Overall case numbers reported across Otago and Southland yesterday were 890, a drop attributable to the Health Ministry changing its definition of the period of an active community case from 10 days to seven.
For the previous three days, the South has recorded more than 1200 new cases.
A further 290 cases were reported in Dunedin, 65 in Southland, 60 in Clutha, 45 in both Gore and Central Otago, and 35 in Waitaki.
Southern Covid planners are expecting case numbers to peak in the region in the next week or two, at a likely 1500 new cases a day.

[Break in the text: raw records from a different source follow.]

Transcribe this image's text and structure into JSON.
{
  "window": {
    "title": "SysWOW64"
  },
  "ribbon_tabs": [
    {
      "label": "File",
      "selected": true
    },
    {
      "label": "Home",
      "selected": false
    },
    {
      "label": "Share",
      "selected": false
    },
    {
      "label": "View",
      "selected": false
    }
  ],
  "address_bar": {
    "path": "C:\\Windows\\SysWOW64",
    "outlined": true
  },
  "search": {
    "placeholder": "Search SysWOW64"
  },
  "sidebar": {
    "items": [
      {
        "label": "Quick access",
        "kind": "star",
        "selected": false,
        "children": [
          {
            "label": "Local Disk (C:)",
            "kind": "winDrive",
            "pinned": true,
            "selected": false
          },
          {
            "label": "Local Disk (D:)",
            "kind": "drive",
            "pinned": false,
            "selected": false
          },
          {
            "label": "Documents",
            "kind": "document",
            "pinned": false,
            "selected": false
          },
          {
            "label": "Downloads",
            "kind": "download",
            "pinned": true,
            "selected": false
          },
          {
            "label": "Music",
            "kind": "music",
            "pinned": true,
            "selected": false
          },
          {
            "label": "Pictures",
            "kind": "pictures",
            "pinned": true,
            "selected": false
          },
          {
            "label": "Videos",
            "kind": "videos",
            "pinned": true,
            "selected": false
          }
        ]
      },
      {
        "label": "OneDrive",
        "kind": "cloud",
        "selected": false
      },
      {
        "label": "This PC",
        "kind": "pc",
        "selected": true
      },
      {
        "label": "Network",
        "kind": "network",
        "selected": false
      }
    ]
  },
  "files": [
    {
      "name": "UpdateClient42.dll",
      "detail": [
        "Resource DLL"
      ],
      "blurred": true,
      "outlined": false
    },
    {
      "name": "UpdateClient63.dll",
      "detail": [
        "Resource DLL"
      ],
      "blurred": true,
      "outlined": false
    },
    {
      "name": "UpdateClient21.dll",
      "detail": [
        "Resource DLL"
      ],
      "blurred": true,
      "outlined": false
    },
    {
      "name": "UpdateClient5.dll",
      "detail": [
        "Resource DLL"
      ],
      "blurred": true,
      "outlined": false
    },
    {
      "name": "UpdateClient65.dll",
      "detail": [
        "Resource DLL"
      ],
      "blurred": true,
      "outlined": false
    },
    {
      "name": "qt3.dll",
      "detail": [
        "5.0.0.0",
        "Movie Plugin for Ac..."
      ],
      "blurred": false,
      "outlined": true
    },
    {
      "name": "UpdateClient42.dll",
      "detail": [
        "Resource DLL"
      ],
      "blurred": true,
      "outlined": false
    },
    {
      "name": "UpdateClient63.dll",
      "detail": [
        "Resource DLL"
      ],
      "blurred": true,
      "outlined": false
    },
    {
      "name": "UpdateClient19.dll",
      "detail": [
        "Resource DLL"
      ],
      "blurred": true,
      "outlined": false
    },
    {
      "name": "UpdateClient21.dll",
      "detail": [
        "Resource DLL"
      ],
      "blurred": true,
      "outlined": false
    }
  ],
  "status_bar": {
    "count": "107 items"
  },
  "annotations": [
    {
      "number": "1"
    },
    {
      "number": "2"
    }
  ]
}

While case numbers offer some perspective of how widespread the outbreak is, under-reporting of test results means public health clinicians believe the actual number of cases in the region is higher than reported.
Ms Wright-Tawha said as well as its own positive patients, Nga Kete was also supporting 60 people who were not enrolled in any GP practice.
"That number is going up on a daily basis, too, and we are also working with about 150 families who are isolating either clinically or via our welfare and wellbeing services ..."
Nationally, the Health Ministry reported 14,128 new community cases and 943 people in hospital, 25 of whom were in intensive care.
Five more deaths were recorded yesterday, in Auckland (2), Waikato, the Hutt Valley and Canterbury. In the South, 18 people were in hospital, 14 in Dunedin, three in Southland and one in Lakes.